Zoe Leonard: Survey

The cover of Zoe Leonard

IN THE LATE 1980S, at the outset of her celebrated career, Zoe Leonard had a crisis of conscience. aids was massacring entire communities with alarming speed, and as a vital member of the AIDS Coalition to Unleash Power (act up), she found herself distrusting the value of art in an era when activism felt far more urgent. She showed her friend David Wojnarowicz some pictures of clouds she’d taken that she worried were slight, their politics too nuanced, but he reminded her that beauty was in part what they were fighting for. “You want to help create a world where you can sit around and think about clouds,” she would explain later. “That should be our right as human beings.”

Zoe Leonard: Survey, the catalogue accompanying her first solo museum show in America, takes stock of over three decades of photographs and sculptures by an artist whose work stops time, tallies accumulation and loss, and reveals both gore and grace inside the commonplace.

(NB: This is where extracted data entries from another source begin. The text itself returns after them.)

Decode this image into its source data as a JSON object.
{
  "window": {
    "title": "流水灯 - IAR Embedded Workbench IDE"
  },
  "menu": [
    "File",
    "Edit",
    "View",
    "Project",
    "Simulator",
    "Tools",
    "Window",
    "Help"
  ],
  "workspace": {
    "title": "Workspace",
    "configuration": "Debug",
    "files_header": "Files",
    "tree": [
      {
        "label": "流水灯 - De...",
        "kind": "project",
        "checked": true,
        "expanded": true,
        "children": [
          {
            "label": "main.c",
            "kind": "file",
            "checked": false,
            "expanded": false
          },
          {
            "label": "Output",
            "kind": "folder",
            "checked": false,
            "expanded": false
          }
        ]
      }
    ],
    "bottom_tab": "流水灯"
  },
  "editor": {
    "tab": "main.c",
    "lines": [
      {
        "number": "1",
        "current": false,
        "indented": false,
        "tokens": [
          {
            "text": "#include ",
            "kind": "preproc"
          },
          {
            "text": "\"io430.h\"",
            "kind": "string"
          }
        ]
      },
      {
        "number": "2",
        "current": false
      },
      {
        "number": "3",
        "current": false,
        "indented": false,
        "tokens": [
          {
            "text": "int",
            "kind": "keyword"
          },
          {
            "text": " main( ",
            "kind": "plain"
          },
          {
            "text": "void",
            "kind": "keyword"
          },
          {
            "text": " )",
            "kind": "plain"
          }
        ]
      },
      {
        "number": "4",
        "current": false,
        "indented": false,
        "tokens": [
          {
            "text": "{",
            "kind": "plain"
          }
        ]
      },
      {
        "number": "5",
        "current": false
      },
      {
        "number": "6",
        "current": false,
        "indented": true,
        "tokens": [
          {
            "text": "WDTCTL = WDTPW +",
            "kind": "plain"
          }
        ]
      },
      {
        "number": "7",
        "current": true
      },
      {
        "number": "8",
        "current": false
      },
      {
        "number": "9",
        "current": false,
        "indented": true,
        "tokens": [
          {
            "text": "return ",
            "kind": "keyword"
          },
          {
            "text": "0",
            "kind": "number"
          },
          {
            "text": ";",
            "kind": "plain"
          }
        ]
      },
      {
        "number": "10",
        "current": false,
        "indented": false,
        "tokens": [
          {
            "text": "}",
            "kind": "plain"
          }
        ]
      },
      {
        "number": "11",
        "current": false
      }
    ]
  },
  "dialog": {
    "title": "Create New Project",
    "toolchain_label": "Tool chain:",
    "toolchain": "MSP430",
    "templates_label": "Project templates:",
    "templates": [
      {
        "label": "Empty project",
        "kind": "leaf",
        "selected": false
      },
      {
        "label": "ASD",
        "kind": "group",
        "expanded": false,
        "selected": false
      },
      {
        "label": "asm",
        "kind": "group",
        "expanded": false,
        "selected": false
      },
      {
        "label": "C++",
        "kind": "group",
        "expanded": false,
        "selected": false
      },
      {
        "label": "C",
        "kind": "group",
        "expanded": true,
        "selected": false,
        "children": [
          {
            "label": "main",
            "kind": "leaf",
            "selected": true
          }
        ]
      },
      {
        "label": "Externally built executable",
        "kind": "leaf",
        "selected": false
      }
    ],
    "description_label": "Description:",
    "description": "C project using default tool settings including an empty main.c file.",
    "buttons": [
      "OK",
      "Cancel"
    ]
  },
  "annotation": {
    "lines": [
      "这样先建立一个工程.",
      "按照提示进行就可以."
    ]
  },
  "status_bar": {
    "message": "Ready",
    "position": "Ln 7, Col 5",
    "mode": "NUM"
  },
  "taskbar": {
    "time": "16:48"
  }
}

The directness of her images can lull a looker into thinking that what’s being seen is a known quantity, a resolute quality that curator Bennett Simpson, who organized the exhibition, brightens with the word apprehension. Whether she’s shooting the eviscerated bodies of hunted wild game, or the plastic innards of female anatomical mannequins, or graffiti scrawled on grungy walls that declares i love pussy, blow me, or gay + proud + dead, one recognizes an eye and mind working to capture what emotional remains can be excavated from such sights.

Zoe Leonard, You see I am here after all (detail), 2008, 3,851 vintage postcards, overall 11' 10 1/2" × 147". Collection of the Artist, Courtesy Galerie Gisela Capitain, Cologne.
Zoe Leonard, You see I am here after all (detail), 2008, 3,851 vintage postcards, overall 11' 10 1/2" × 147". Collection of the Artist, Courtesy Galerie Gisela Capitain, Cologne.

In his pulsing, poignant essay, poet-scholar Fred Moten dubs Leonard the “philosopher of the sequence out of sync.” (Elisabeth Lebovici, Douglas Crimp, Elisabeth Sherman, and Lanka Tattersall also contribute impressive texts.) Which is all to say that working in series—hanging together thousands of collected vintage postcards of Niagara Falls, lining up as many suitcases as years she’s been alive—is one way the artist calls out the false comforts of chronology. Beginnings, middles, and ends may be nothing more than perceptual hiccups inside the hum of eternity. For one of her most indelible works, Strange Fruit, 1992–97, she sutured back together the peeled, dried skins of oranges, bananas, lemons, avocados, and grapefruits with tender, awkward stitches—like those on a corpse after an autopsy—so they appear (almost) whole again. An act of recovery may prove a pointless task, but it also expresses a willful, perhaps even fanatical, gratitude for the present.